Quantitative trading firms doing business through the bank are early users of the platform, though ultimately the capabilities are expected to be picked up by other, less technology-intensive customers.

The system already is up and running, with the activity running through the platform estimated to make up 2% to 3% of daily U.S. stock trading on average, Lynch said. About 6.7 billion shares have traded per day over the first half of July, according to research from Raymond James Financial (RJF).

Beyond share-trading, BAML intends to next apply the system to futures, and later markets in Europe and Asia.

Thesys launched in 2009 as a way for Tradeworx to leverage the technology built to power its own automated trading activities. The unit stands among a range of efforts by private trading groups to develop customer-facing businesses in a bid to diversify beyond buying and selling securities and derivatives contracts.

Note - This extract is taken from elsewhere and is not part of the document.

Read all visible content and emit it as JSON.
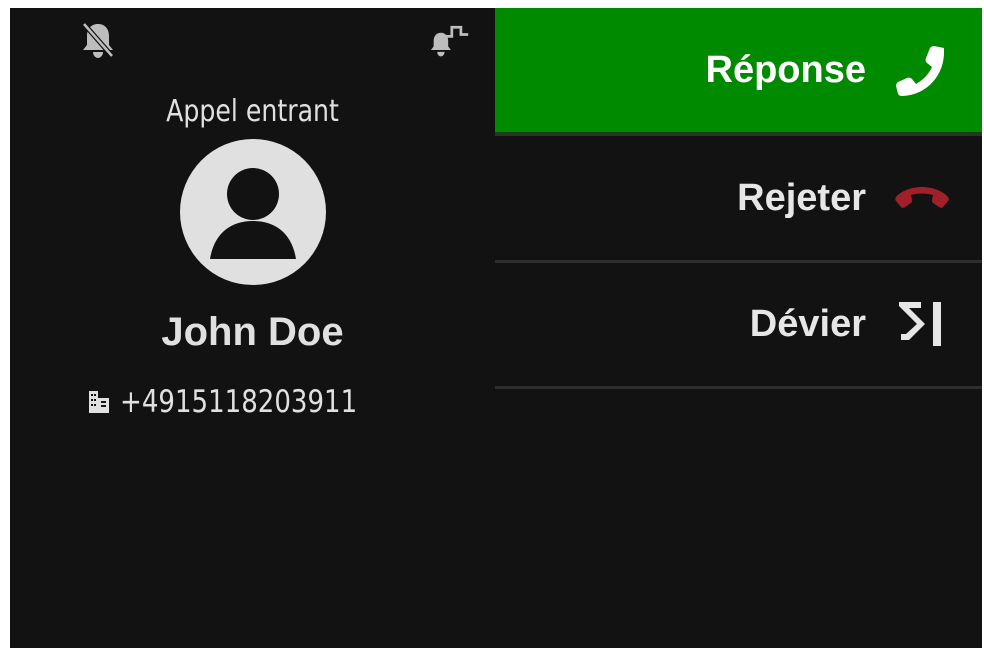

Other automated trading firms have offered for sale trading algorithms backing their own strategies, or are exploring ways to facilitate the orders of retail-level investors.

Key to the BofAML Express platform is the ability for users to have their trades overseen by fast-acting risk monitors, ensuring that any one customer doesn't build up a too-large position or enter a wildly outsized order.

The SEC this month began requiring some such controls for firms accessing U.S. markets through a broker, seeking to clamp down on electronic traders gaining unsupervised access to exchanges. A full range of checks are expected to be in place by the end of the year, covering bond markets alongside equities.

The BAML platform allows risk checks to be done and orders to be carried out in less than 10 microseconds, according to the company. A microsecond is one millionth of a second.